Bolduc applied machine learning techniques at various stages of the development pipeline to identify patterns among genome fragments, which "helps overcome the fact you don't necessarily need the whole genome anymore in order to accurately classify a virus," he said.
The team assessed vConTACT3's performance against reference datasets and large databases of viral genome sequences.
"The tool is a big deal, increasing what virologists use to understand what new virus was discovered, and does so using knowledge-guided AI with some 60 million sensitivity analyses evaluated to fine tune it," Sullivan said. "It's also orders of magnitude faster than its predecessors at processing large datasets."
Both studies were supported by the U.S. National Science Foundation.
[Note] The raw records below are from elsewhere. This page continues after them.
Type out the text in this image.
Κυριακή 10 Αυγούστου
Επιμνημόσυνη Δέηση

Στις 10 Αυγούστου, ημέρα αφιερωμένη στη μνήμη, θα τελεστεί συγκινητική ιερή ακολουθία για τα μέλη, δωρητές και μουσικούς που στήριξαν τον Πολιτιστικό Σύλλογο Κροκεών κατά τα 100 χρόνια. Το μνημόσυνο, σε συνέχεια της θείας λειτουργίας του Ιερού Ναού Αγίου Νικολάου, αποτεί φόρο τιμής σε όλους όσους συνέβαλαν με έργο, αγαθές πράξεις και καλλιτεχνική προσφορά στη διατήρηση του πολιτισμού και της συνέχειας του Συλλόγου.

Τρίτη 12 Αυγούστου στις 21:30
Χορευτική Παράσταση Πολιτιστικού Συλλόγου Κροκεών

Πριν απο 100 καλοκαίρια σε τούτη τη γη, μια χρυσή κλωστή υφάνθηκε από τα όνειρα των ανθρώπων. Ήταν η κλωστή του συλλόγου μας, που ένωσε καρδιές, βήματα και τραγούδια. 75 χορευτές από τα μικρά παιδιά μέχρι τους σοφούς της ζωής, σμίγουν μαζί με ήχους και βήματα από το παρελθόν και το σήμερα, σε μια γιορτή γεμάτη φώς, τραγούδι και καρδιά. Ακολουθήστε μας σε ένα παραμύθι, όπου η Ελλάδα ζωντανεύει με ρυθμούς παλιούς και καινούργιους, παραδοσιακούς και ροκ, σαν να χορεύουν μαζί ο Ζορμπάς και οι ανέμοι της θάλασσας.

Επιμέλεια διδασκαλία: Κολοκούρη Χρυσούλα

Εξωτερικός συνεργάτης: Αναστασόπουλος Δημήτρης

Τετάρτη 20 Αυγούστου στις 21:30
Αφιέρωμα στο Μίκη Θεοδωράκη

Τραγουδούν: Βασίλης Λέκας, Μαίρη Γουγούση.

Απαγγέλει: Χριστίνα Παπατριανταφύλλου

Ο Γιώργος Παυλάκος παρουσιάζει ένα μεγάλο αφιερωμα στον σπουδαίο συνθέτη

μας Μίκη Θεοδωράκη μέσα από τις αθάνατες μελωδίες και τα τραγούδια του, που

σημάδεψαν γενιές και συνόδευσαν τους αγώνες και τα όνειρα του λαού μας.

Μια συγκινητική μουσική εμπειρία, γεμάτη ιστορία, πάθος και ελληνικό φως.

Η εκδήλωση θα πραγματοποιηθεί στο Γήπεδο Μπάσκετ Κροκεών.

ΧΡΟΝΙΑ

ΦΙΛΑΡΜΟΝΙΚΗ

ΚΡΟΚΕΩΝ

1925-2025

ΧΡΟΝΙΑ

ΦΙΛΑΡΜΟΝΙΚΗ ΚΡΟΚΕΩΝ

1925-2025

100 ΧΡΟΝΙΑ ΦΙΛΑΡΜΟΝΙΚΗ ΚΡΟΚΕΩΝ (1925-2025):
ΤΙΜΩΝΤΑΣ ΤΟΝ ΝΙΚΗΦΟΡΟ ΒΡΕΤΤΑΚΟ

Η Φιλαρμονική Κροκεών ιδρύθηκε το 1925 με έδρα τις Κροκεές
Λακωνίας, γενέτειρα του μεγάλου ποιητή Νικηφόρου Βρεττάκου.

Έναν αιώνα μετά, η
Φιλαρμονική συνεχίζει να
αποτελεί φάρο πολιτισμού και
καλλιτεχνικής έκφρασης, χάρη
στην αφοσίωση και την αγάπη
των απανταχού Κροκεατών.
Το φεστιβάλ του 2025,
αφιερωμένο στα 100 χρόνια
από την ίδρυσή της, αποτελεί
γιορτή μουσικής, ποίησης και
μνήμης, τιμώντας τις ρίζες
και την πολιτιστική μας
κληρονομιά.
Carrillo's work was also supported by the National Institutes of Health; Montgomery County, Maryland; and the University of Maryland. Bolduc's work was also supported by the German Research Foundation, the Alexander Humboldt Foundation and the Biotechnology and Biological Sciences Research Council.
Sullivan was the senior author of both studies. Co-authors of the PLOS Biology paper included Emily Hageman, Anna Mackey, Kimberley Ndlovu, Funing Tian, Dean Vik, Christine Sun and Richard Pavan of Ohio State; Lauren Chittick of Midwestern University; Naomi Gilbert of Lawrence Livermore National Laboratory; Daniel Muratore of Georgia Institute of Technology; Gary LeCleir and Steven Wilhelm of the University of Tennessee Knoxville; Ho Jang of Korea Virus Research Institute; and Joshua Weitz of the University of Maryland. Co-authors of the Nature Microbiology paper were Olivier Zablocki and Jiarong Guo of Ohio State; Dann Turner of University of the West of England; Ho Jang of Korea Virus Research Institute; Evelien Adriaenssens of the Quadrum Institute; and Bas Dutilh of Freidrich Schiller University.